CSUN was the sight of a reptile show, featured in the L.A. Times, Aug. 26. The Greater Los Angeles County Herpetological Expo Galapagos Island benefits raise funds for preservation on the island. About 300 people viewed the show.
The CSUN Matador Marching Band was highlighted in the L.A. Times, Aug. 24. CSUN students and local high schools participated in a three-day summer camp for percussionists, wind instrumentalists and color guards interested in joining the ranks. Genre-bending routines and choreography have earned the band a reputation for creativity, as well as appearances on "The Tonight Show With Jay Leno" and "The VH1 Honors," a live cable television broadcast at Universal Amphitheatre.

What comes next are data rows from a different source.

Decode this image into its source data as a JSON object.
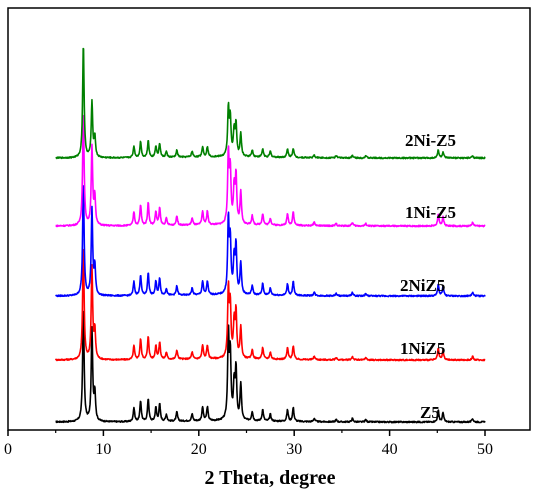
{
  "chart_data": {
    "type": "line",
    "title": "",
    "xlabel": "2 Theta, degree",
    "ylabel": "",
    "xlim": [
      0,
      50
    ],
    "xticks": [
      0,
      10,
      20,
      30,
      40,
      50
    ],
    "grid": false,
    "legend": "inline labels at right end of each trace",
    "series": [
      {
        "name": "Z5",
        "color": "#000000",
        "offset": 0,
        "peaks": [
          [
            7.9,
            1.0
          ],
          [
            8.8,
            0.8
          ],
          [
            9.1,
            0.25
          ],
          [
            13.2,
            0.12
          ],
          [
            13.9,
            0.18
          ],
          [
            14.7,
            0.2
          ],
          [
            15.5,
            0.12
          ],
          [
            15.9,
            0.15
          ],
          [
            16.6,
            0.06
          ],
          [
            17.7,
            0.08
          ],
          [
            19.3,
            0.06
          ],
          [
            20.4,
            0.12
          ],
          [
            20.9,
            0.12
          ],
          [
            23.1,
            0.75
          ],
          [
            23.3,
            0.55
          ],
          [
            23.7,
            0.3
          ],
          [
            23.9,
            0.45
          ],
          [
            24.4,
            0.32
          ],
          [
            25.6,
            0.08
          ],
          [
            26.7,
            0.1
          ],
          [
            27.5,
            0.06
          ],
          [
            29.3,
            0.1
          ],
          [
            29.9,
            0.12
          ],
          [
            32.1,
            0.03
          ],
          [
            34.4,
            0.02
          ],
          [
            36.1,
            0.03
          ],
          [
            37.5,
            0.02
          ],
          [
            45.1,
            0.1
          ],
          [
            45.6,
            0.08
          ],
          [
            48.7,
            0.03
          ]
        ]
      },
      {
        "name": "1NiZ5",
        "color": "#ff0000",
        "offset": 1,
        "peaks": [
          [
            7.9,
            1.0
          ],
          [
            8.8,
            0.8
          ],
          [
            9.1,
            0.25
          ],
          [
            13.2,
            0.12
          ],
          [
            13.9,
            0.18
          ],
          [
            14.7,
            0.2
          ],
          [
            15.5,
            0.12
          ],
          [
            15.9,
            0.15
          ],
          [
            16.6,
            0.06
          ],
          [
            17.7,
            0.08
          ],
          [
            19.3,
            0.06
          ],
          [
            20.4,
            0.12
          ],
          [
            20.9,
            0.12
          ],
          [
            23.1,
            0.6
          ],
          [
            23.3,
            0.45
          ],
          [
            23.7,
            0.3
          ],
          [
            23.9,
            0.4
          ],
          [
            24.4,
            0.28
          ],
          [
            25.6,
            0.08
          ],
          [
            26.7,
            0.1
          ],
          [
            27.5,
            0.06
          ],
          [
            29.3,
            0.1
          ],
          [
            29.9,
            0.12
          ],
          [
            32.1,
            0.03
          ],
          [
            34.4,
            0.02
          ],
          [
            36.1,
            0.03
          ],
          [
            37.5,
            0.02
          ],
          [
            45.1,
            0.1
          ],
          [
            45.6,
            0.08
          ],
          [
            48.7,
            0.03
          ]
        ]
      },
      {
        "name": "2NiZ5",
        "color": "#0000ff",
        "offset": 2,
        "peaks": [
          [
            7.9,
            1.0
          ],
          [
            8.8,
            0.75
          ],
          [
            9.1,
            0.25
          ],
          [
            13.2,
            0.12
          ],
          [
            13.9,
            0.18
          ],
          [
            14.7,
            0.2
          ],
          [
            15.5,
            0.12
          ],
          [
            15.9,
            0.15
          ],
          [
            16.6,
            0.06
          ],
          [
            17.7,
            0.08
          ],
          [
            19.3,
            0.06
          ],
          [
            20.4,
            0.12
          ],
          [
            20.9,
            0.12
          ],
          [
            23.1,
            0.65
          ],
          [
            23.3,
            0.45
          ],
          [
            23.7,
            0.3
          ],
          [
            23.9,
            0.42
          ],
          [
            24.4,
            0.28
          ],
          [
            25.6,
            0.08
          ],
          [
            26.7,
            0.1
          ],
          [
            27.5,
            0.06
          ],
          [
            29.3,
            0.1
          ],
          [
            29.9,
            0.12
          ],
          [
            32.1,
            0.03
          ],
          [
            34.4,
            0.02
          ],
          [
            36.1,
            0.03
          ],
          [
            37.5,
            0.02
          ],
          [
            45.1,
            0.1
          ],
          [
            45.6,
            0.08
          ],
          [
            48.7,
            0.03
          ]
        ]
      },
      {
        "name": "1Ni-Z5",
        "color": "#ff00ff",
        "offset": 3,
        "peaks": [
          [
            7.9,
            1.0
          ],
          [
            8.8,
            0.68
          ],
          [
            9.1,
            0.25
          ],
          [
            13.2,
            0.12
          ],
          [
            13.9,
            0.18
          ],
          [
            14.7,
            0.2
          ],
          [
            15.5,
            0.12
          ],
          [
            15.9,
            0.15
          ],
          [
            16.6,
            0.06
          ],
          [
            17.7,
            0.08
          ],
          [
            19.3,
            0.06
          ],
          [
            20.4,
            0.12
          ],
          [
            20.9,
            0.12
          ],
          [
            23.1,
            0.62
          ],
          [
            23.3,
            0.45
          ],
          [
            23.7,
            0.3
          ],
          [
            23.9,
            0.42
          ],
          [
            24.4,
            0.28
          ],
          [
            25.6,
            0.08
          ],
          [
            26.7,
            0.1
          ],
          [
            27.5,
            0.06
          ],
          [
            29.3,
            0.1
          ],
          [
            29.9,
            0.12
          ],
          [
            32.1,
            0.03
          ],
          [
            34.4,
            0.02
          ],
          [
            36.1,
            0.03
          ],
          [
            37.5,
            0.02
          ],
          [
            45.1,
            0.1
          ],
          [
            45.6,
            0.08
          ],
          [
            48.7,
            0.03
          ]
        ]
      },
      {
        "name": "2Ni-Z5",
        "color": "#008000",
        "offset": 4,
        "peaks": [
          [
            7.9,
            1.0
          ],
          [
            8.8,
            0.48
          ],
          [
            9.1,
            0.18
          ],
          [
            13.2,
            0.1
          ],
          [
            13.9,
            0.14
          ],
          [
            14.7,
            0.15
          ],
          [
            15.5,
            0.1
          ],
          [
            15.9,
            0.12
          ],
          [
            16.6,
            0.05
          ],
          [
            17.7,
            0.06
          ],
          [
            19.3,
            0.05
          ],
          [
            20.4,
            0.09
          ],
          [
            20.9,
            0.09
          ],
          [
            23.1,
            0.42
          ],
          [
            23.3,
            0.32
          ],
          [
            23.7,
            0.22
          ],
          [
            23.9,
            0.28
          ],
          [
            24.4,
            0.2
          ],
          [
            25.6,
            0.06
          ],
          [
            26.7,
            0.07
          ],
          [
            27.5,
            0.05
          ],
          [
            29.3,
            0.07
          ],
          [
            29.9,
            0.08
          ],
          [
            32.1,
            0.02
          ],
          [
            34.4,
            0.02
          ],
          [
            36.1,
            0.02
          ],
          [
            37.5,
            0.02
          ],
          [
            45.1,
            0.07
          ],
          [
            45.6,
            0.05
          ],
          [
            48.7,
            0.02
          ]
        ]
      }
    ]
  }
}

President Blenda J. Wilson was quoted in the Daily News, Aug. 26. The article focused on CSUN's student government association pushing the issue of free speech by planning an affirmative action debate Sept. 25 between former Ku Klux Klan leader David Duke and civil rights activist Joe Hicks. "The important principle underlying freedom of speech is not to protect speech we like but to protect speech we don't like," Wilson said.

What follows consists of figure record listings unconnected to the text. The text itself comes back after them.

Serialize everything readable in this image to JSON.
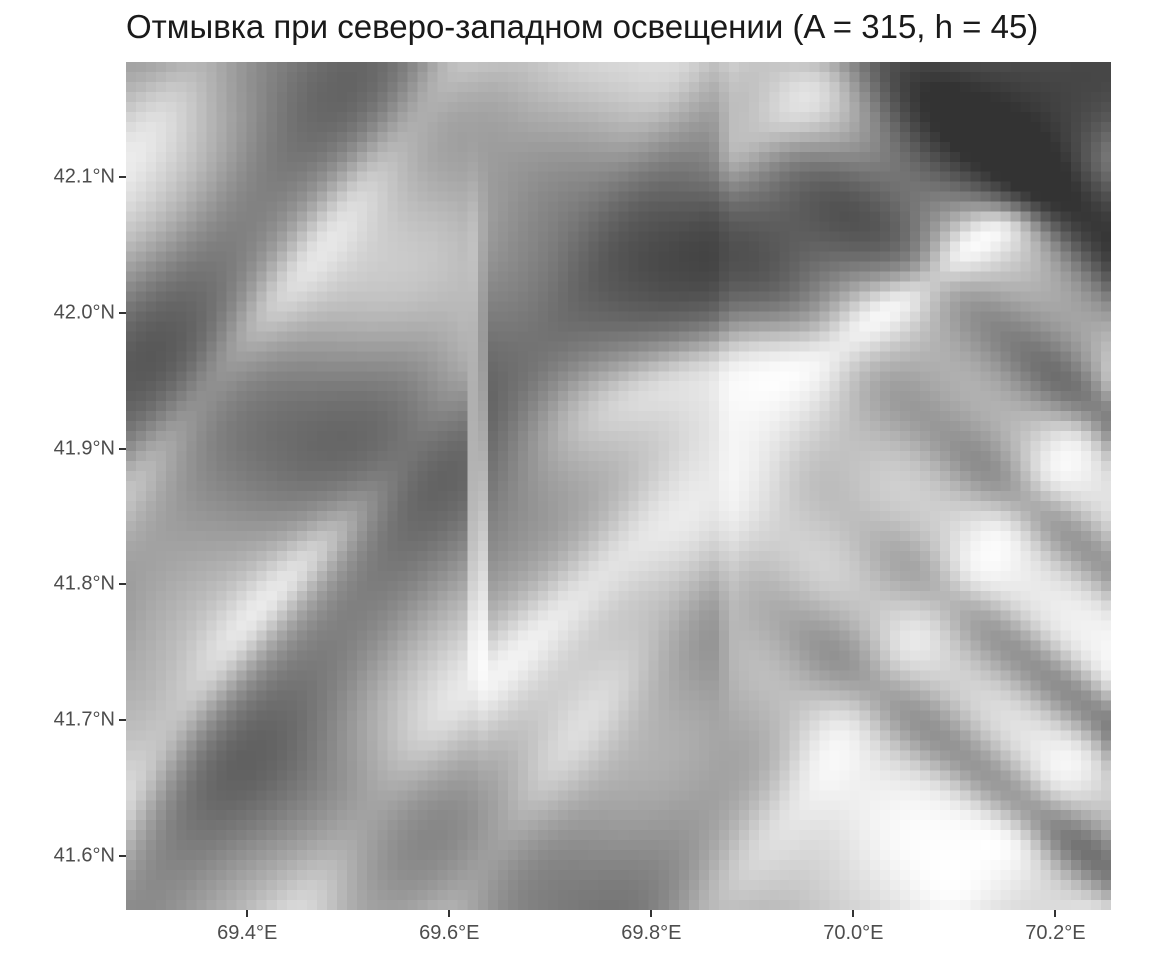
{
  "title": "Отмывка при северо-западном освещении (A = 315, h = 45)",
  "map": {
    "type": "hillshade",
    "colormap": "grayscale",
    "lon_range": [
      69.28,
      70.255
    ],
    "lat_range": [
      41.56,
      42.185
    ],
    "x_ticks": [
      {
        "value": 69.4,
        "label": "69.4°E"
      },
      {
        "value": 69.6,
        "label": "69.6°E"
      },
      {
        "value": 69.8,
        "label": "69.8°E"
      },
      {
        "value": 70.0,
        "label": "70.0°E"
      },
      {
        "value": 70.2,
        "label": "70.2°E"
      }
    ],
    "y_ticks": [
      {
        "value": 41.6,
        "label": "41.6°N"
      },
      {
        "value": 41.7,
        "label": "41.7°N"
      },
      {
        "value": 41.8,
        "label": "41.8°N"
      },
      {
        "value": 41.9,
        "label": "41.9°N"
      },
      {
        "value": 42.0,
        "label": "42.0°N"
      },
      {
        "value": 42.1,
        "label": "42.1°N"
      }
    ],
    "illumination": {
      "azimuth": 315,
      "altitude": 45
    }
  }
}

Janet Sherman (Athletics) was quoted in the L.A. Times, Aug. 7. The article highlighted the Southern California Stealth, the San Fernando Valley-based women's softball club, which is among the most successful and recognized clubs in the country for 12- to 18-year-olds. Sherman, like other college coaches, uses the summer to get a look at recruits. "These young teams are so important because we are always looking down the road," she said.

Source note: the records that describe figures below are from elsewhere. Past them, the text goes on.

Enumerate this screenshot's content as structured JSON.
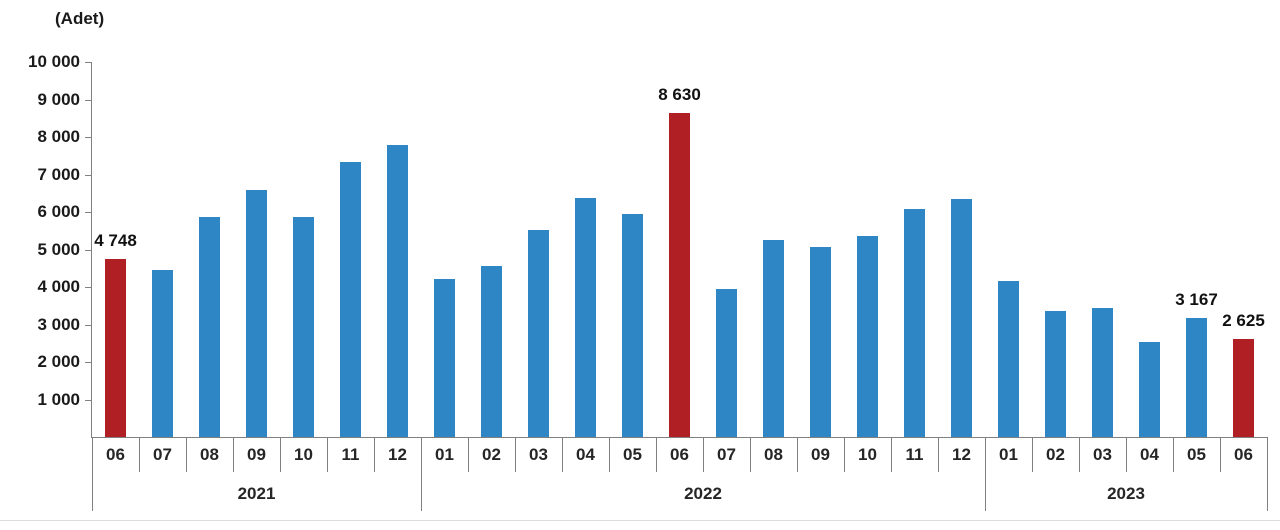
{
  "chart_data": {
    "type": "bar",
    "title": "",
    "unit_label": "(Adet)",
    "ylim": [
      0,
      10000
    ],
    "y_tick_step": 1000,
    "grid": false,
    "legend": "none",
    "colors": {
      "bar": "#2e86c5",
      "highlight": "#b01f24",
      "axis": "#808080",
      "text": "#1a1a1a"
    },
    "y_axis": {
      "ticks": [
        {
          "value": 10000,
          "label": "10 000"
        },
        {
          "value": 9000,
          "label": "9 000"
        },
        {
          "value": 8000,
          "label": "8 000"
        },
        {
          "value": 7000,
          "label": "7 000"
        },
        {
          "value": 6000,
          "label": "6 000"
        },
        {
          "value": 5000,
          "label": "5 000"
        },
        {
          "value": 4000,
          "label": "4 000"
        },
        {
          "value": 3000,
          "label": "3 000"
        },
        {
          "value": 2000,
          "label": "2 000"
        },
        {
          "value": 1000,
          "label": "1 000"
        }
      ]
    },
    "groups": [
      {
        "year": "2021",
        "months": 7
      },
      {
        "year": "2022",
        "months": 12
      },
      {
        "year": "2023",
        "months": 6
      }
    ],
    "bars": [
      {
        "month": "06",
        "value": 4748,
        "highlight": true,
        "label": "4 748"
      },
      {
        "month": "07",
        "value": 4460,
        "highlight": false
      },
      {
        "month": "08",
        "value": 5860,
        "highlight": false
      },
      {
        "month": "09",
        "value": 6600,
        "highlight": false
      },
      {
        "month": "10",
        "value": 5870,
        "highlight": false
      },
      {
        "month": "11",
        "value": 7330,
        "highlight": false
      },
      {
        "month": "12",
        "value": 7800,
        "highlight": false
      },
      {
        "month": "01",
        "value": 4210,
        "highlight": false
      },
      {
        "month": "02",
        "value": 4570,
        "highlight": false
      },
      {
        "month": "03",
        "value": 5520,
        "highlight": false
      },
      {
        "month": "04",
        "value": 6370,
        "highlight": false
      },
      {
        "month": "05",
        "value": 5950,
        "highlight": false
      },
      {
        "month": "06",
        "value": 8630,
        "highlight": true,
        "label": "8 630"
      },
      {
        "month": "07",
        "value": 3950,
        "highlight": false
      },
      {
        "month": "08",
        "value": 5260,
        "highlight": false
      },
      {
        "month": "09",
        "value": 5060,
        "highlight": false
      },
      {
        "month": "10",
        "value": 5370,
        "highlight": false
      },
      {
        "month": "11",
        "value": 6080,
        "highlight": false
      },
      {
        "month": "12",
        "value": 6350,
        "highlight": false
      },
      {
        "month": "01",
        "value": 4170,
        "highlight": false
      },
      {
        "month": "02",
        "value": 3350,
        "highlight": false
      },
      {
        "month": "03",
        "value": 3430,
        "highlight": false
      },
      {
        "month": "04",
        "value": 2540,
        "highlight": false
      },
      {
        "month": "05",
        "value": 3167,
        "highlight": false,
        "label": "3 167"
      },
      {
        "month": "06",
        "value": 2625,
        "highlight": true,
        "label": "2 625"
      }
    ]
  }
}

Glen Omastsu (Asian American Studies) taught a cross cultural course in Asian American, Chicano and Pan African studies with Professors Verne L. Bryant and Roberto Sifuentes over the summer as part of CSUN's Summer Bridge Program. More than 130 incoming freshmen are provided with tools to succeed in college through an intensive five-week program. Omastsu was quoted in the Daily News, Aug. 8. "The whole concept of Summer Bridge is the basis for creating confidence in people and providing them with the knowledge they didn't get in high school," Omastsu said.